16.11.2010 von Wolfgang Herrmann
In Zeiten wirtschaftlicher Unsicherheit brauchen Unternehmen CIOs mit einem neuen Rollenverständnis, fordert Gartner.
Gartner lud zur "ITxpo 2010" ins südfranzösische Cannes. (Bild von der Keynote der Analysten Yvonne Genovese und Rakesh Kumar)
Foto: Gartner

Welche Trends und Herausforderungen werden die Business-IT in den nächsten Jahren beeinflussen? Diese Frage stand im Mittelpunkt zahlreicher Fachvorträge auf der jährlichen Fachkonferenz Gartner Symposium ITxpo in Cannes. Dass der globale konjunkturelle Aufschwung keineswegs dazu geeignet sich, den CIOs ruhigere Zeiten zu bescheren, hatten die Analysten schon zu Beginn der Veranstaltung klar gemacht.
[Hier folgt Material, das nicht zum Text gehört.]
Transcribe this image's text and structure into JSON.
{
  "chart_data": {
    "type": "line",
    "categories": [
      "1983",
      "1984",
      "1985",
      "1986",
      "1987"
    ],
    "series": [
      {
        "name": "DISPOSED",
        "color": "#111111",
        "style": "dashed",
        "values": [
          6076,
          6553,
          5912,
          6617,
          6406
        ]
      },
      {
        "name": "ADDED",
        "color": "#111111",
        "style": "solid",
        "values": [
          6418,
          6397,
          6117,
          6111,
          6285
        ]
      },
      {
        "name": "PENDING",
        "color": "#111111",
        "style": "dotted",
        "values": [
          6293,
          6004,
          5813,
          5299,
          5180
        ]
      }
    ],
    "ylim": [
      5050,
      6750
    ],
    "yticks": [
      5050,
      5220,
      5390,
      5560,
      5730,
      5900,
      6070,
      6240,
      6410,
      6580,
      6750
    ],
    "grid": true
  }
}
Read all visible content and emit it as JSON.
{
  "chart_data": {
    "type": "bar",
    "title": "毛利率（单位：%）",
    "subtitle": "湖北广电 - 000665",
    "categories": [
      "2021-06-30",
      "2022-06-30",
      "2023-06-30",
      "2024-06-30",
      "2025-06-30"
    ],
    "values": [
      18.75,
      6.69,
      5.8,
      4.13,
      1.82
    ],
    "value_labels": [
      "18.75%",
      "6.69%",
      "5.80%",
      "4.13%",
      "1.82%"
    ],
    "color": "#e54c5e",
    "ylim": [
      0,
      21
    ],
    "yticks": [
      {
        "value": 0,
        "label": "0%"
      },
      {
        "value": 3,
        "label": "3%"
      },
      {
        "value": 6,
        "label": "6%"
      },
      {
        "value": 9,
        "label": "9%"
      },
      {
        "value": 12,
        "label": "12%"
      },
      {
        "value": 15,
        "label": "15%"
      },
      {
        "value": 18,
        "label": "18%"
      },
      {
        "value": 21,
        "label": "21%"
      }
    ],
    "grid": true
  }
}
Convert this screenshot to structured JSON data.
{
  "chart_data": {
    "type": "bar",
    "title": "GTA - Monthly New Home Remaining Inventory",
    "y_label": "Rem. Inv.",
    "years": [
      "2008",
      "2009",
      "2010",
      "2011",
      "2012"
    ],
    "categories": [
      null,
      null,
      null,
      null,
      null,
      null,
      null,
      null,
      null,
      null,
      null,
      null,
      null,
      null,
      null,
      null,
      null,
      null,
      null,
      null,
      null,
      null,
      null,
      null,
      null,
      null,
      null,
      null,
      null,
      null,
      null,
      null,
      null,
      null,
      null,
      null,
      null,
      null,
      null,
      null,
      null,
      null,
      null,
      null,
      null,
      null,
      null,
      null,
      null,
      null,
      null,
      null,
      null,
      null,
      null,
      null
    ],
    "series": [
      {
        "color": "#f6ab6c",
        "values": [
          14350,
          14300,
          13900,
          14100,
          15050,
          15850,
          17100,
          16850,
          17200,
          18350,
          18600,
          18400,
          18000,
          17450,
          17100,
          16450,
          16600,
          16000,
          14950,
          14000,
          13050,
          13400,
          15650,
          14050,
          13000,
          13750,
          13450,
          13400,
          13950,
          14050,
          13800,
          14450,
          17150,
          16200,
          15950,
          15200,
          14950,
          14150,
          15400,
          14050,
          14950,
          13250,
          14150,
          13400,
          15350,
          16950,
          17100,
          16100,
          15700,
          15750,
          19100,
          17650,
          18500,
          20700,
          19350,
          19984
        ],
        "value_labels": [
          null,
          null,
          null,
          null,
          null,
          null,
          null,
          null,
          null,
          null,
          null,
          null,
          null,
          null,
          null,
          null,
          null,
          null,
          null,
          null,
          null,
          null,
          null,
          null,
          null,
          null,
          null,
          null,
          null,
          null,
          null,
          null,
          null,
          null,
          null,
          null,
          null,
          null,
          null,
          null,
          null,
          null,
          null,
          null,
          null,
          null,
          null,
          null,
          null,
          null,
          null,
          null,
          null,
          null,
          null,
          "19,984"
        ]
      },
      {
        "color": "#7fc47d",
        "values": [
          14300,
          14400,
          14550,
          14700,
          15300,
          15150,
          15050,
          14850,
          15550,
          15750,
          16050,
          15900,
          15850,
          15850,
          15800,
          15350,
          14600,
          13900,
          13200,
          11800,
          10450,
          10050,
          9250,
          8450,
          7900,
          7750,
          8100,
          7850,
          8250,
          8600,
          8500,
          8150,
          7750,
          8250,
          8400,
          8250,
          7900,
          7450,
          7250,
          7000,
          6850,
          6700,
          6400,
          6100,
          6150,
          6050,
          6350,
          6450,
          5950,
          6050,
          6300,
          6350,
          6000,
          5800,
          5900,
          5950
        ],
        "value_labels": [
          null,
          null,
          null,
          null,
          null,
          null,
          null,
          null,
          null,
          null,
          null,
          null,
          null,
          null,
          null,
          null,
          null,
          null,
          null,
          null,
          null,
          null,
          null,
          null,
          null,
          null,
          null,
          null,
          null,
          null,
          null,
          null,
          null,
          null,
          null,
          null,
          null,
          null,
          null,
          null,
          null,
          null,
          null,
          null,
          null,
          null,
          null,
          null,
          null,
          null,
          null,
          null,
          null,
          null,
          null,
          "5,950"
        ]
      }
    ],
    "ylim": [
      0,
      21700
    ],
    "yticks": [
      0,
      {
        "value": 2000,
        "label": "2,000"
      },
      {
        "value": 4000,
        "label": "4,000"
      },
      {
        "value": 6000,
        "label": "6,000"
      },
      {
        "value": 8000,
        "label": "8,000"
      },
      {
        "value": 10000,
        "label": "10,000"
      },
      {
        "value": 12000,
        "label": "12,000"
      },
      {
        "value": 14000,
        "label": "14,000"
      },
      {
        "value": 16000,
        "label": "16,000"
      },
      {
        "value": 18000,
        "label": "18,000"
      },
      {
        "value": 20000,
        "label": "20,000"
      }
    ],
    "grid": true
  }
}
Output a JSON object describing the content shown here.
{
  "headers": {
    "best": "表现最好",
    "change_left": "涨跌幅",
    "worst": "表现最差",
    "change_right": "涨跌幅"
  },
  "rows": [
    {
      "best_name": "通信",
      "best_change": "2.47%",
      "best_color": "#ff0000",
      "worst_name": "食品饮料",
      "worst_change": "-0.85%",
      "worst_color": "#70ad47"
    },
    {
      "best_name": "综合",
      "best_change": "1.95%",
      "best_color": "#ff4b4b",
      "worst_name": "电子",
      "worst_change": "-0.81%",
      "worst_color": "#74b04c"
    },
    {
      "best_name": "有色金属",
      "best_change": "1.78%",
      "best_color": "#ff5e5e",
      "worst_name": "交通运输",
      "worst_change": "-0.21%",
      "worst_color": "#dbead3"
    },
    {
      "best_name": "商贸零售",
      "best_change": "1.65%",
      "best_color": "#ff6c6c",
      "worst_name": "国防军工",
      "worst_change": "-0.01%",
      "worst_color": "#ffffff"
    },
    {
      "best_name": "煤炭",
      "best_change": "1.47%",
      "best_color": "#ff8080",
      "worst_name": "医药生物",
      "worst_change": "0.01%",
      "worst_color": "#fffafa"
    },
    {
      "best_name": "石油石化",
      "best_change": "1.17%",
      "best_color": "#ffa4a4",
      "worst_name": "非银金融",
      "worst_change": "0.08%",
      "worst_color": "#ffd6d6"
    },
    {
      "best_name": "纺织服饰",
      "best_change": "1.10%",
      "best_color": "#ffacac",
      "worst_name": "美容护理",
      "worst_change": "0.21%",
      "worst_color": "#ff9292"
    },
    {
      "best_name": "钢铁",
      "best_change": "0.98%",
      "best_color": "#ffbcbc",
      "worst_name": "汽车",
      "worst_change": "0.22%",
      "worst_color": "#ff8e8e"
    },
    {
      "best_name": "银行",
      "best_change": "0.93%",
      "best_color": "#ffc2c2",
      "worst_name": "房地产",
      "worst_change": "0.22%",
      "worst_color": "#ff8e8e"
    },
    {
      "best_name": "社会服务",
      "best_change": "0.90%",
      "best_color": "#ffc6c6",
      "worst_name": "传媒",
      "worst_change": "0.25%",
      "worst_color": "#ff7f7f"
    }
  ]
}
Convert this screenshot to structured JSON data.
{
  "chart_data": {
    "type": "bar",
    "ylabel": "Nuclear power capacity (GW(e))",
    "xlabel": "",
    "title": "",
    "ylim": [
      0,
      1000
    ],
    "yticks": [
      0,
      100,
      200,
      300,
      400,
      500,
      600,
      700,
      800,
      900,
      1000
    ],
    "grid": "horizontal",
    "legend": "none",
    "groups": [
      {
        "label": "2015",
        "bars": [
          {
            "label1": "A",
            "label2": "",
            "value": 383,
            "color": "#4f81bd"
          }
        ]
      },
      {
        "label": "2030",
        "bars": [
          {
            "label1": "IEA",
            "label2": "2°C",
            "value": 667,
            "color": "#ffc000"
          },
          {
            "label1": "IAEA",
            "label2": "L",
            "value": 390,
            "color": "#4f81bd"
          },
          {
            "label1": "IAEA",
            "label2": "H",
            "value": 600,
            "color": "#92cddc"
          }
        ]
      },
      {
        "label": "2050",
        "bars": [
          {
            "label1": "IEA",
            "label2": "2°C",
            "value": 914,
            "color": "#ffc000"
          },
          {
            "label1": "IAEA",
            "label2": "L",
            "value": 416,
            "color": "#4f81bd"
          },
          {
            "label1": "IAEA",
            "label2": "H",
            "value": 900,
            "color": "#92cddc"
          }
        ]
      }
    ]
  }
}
Zu groß sind die ökonomischen Risiken und die damit verbundene Angst vor einer zweiten Rezession, dem berüchtigten Double Dip.

Doch welche Konsequenzen soll der gemeine IT-Verantwortliche aus der unübersichtlichen Lage ziehen? Er hat die IT standardisiert, konsolidiert und virtualisiert, hat CRM -und BI-Systeme eingeführt und eine Armada mobiler Endgeräte und Applikationen in die bestehende Infrastruktur integriert - alles, um die Fachabteilungen besser zu unterstützen und der Rolle des "Business Enablers" gerecht zu werden.

Money-Making CIO

Das alles reicht künftig nicht mehr aus, lautet die schlichte Botschaft der smarten Gartner-Analysten. Zwar gehörten alle genannten Maßnahmen quasi zum Pflichtprogramm eines jeden IT-Verantwortlichen. Doch wenn es nur um darin ginge, könne man die Existenzberechtigung der unternehmensinternen IT getrost in Frage stellen. Gefragt sei vielmehr ein ganz neues Berufsbild, das die Experten mit dem vielsagenden Begriff des "Money-Making CIO" umschreiben. Bis zum Jahr 2015 werde sich die Entlohnung der meisten neu berufenen CIOs in den 2000 größten Unternehmen direkt an dem durch IT generierten Umsatz pro Jahr bemessen, erläutern sie die Entwicklung. Die IT müsse deshalb künftig beispielsweise direkt in der Produkt- und Servicentwicklung mitwirken.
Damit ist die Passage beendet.